When it came to the trial, the public benches were packed with more smartly dressed women who had come up from the East End. Some members of the court thought that their faces seemed familiar, but the jury was impressed by their composure and air of transparent honesty.
After the trial, Oakes’s barrister, who had put up a woefully weak defence, paid for an expensive wedding for his daughter and then took his wife on a jaunt around Europe in a Wolseley Open Tourer that he had come home with one day, to his wife’s surprise. Even the QC for the prosecution was spotted shopping with his wife for a new mink. He was a regular at the Crystal Cup and was compensating his wife for the many evenings he spent enjoying himself without her, courtesy of Nellie Coker.
The damning evidence was the little silver penknife. The initials “BC” that were engraved on the handle remained a mystery and were considered irrelevant. Oakes was unfortunate enough to come up against Avory, the hanging judge.
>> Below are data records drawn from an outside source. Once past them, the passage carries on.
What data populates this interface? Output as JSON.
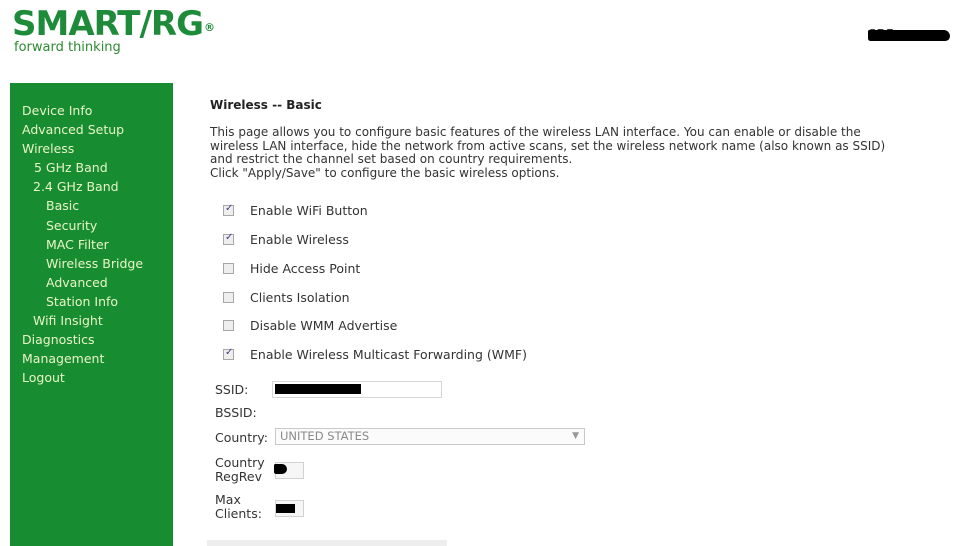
{
  "header": {
    "brand": "SMART/RG",
    "brand_mark": "®",
    "tagline": "forward thinking",
    "model_label": "SR5"
  },
  "sidebar": {
    "items": [
      {
        "label": "Device Info",
        "level": 0
      },
      {
        "label": "Advanced Setup",
        "level": 0
      },
      {
        "label": "Wireless",
        "level": 0
      },
      {
        "label": "5 GHz Band",
        "level": 1
      },
      {
        "label": "2.4 GHz Band",
        "level": 1
      },
      {
        "label": "Basic",
        "level": 2
      },
      {
        "label": "Security",
        "level": 2
      },
      {
        "label": "MAC Filter",
        "level": 2
      },
      {
        "label": "Wireless Bridge",
        "level": 2
      },
      {
        "label": "Advanced",
        "level": 2
      },
      {
        "label": "Station Info",
        "level": 2
      },
      {
        "label": "Wifi Insight",
        "level": 1
      },
      {
        "label": "Diagnostics",
        "level": 0
      },
      {
        "label": "Management",
        "level": 0
      },
      {
        "label": "Logout",
        "level": 0
      }
    ]
  },
  "main": {
    "title": "Wireless -- Basic",
    "description_lines": [
      "This page allows you to configure basic features of the wireless LAN interface. You can enable or disable the",
      "wireless LAN interface, hide the network from active scans, set the wireless network name (also known as SSID)",
      "and restrict the channel set based on country requirements.",
      "Click \"Apply/Save\" to configure the basic wireless options."
    ],
    "checkboxes": [
      {
        "label": "Enable WiFi Button",
        "checked": true
      },
      {
        "label": "Enable Wireless",
        "checked": true
      },
      {
        "label": "Hide Access Point",
        "checked": false
      },
      {
        "label": "Clients Isolation",
        "checked": false
      },
      {
        "label": "Disable WMM Advertise",
        "checked": false
      },
      {
        "label": "Enable Wireless Multicast Forwarding (WMF)",
        "checked": true
      }
    ],
    "fields": {
      "ssid_label": "SSID:",
      "ssid_value": "",
      "bssid_label": "BSSID:",
      "bssid_value": "",
      "country_label": "Country:",
      "country_value": "UNITED STATES",
      "regrev_label_1": "Country",
      "regrev_label_2": "RegRev",
      "regrev_value": "",
      "maxclients_label_1": "Max",
      "maxclients_label_2": "Clients:",
      "maxclients_value": ""
    }
  },
  "colors": {
    "sidebar_bg": "#188c31",
    "sidebar_text": "#e8f6c8",
    "brand_green": "#1e8b3a"
  }
}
The gloriously thrilling moment when the Black Cap was placed on Avory’s bewigged head and the verdict was pronounced was marred by neither cough nor whisper from the public benches. Only when Avory intoned, “And may God have mercy on your soul” did the crowd send up a cheer, and Oakes himself broke into a choleric fury, roaring his innocence to the court. It made him seem even more guilty, the members of the public were agreed.
Theatre and music hall, they were also agreed, couldn’t hold a candle to a good trial.
* * *
—
At a quarter past eight a warder came out of the prison and hammered a notice onto a wooden board by the side of the prison gate. It stated simply that the sentence of execution had been carried out on Leonard Percival Oakes for the murder of Arthur Edwin Maddox. The mood of the crowd turned from celebration to solemnity. The death of a man, any man, demanded a few moments of recognition. Then the convivial crowd came back to noisy life and dispersed quickly to get on with their day. “Good show,” the newspaper delivery boy said to the man standing next to him.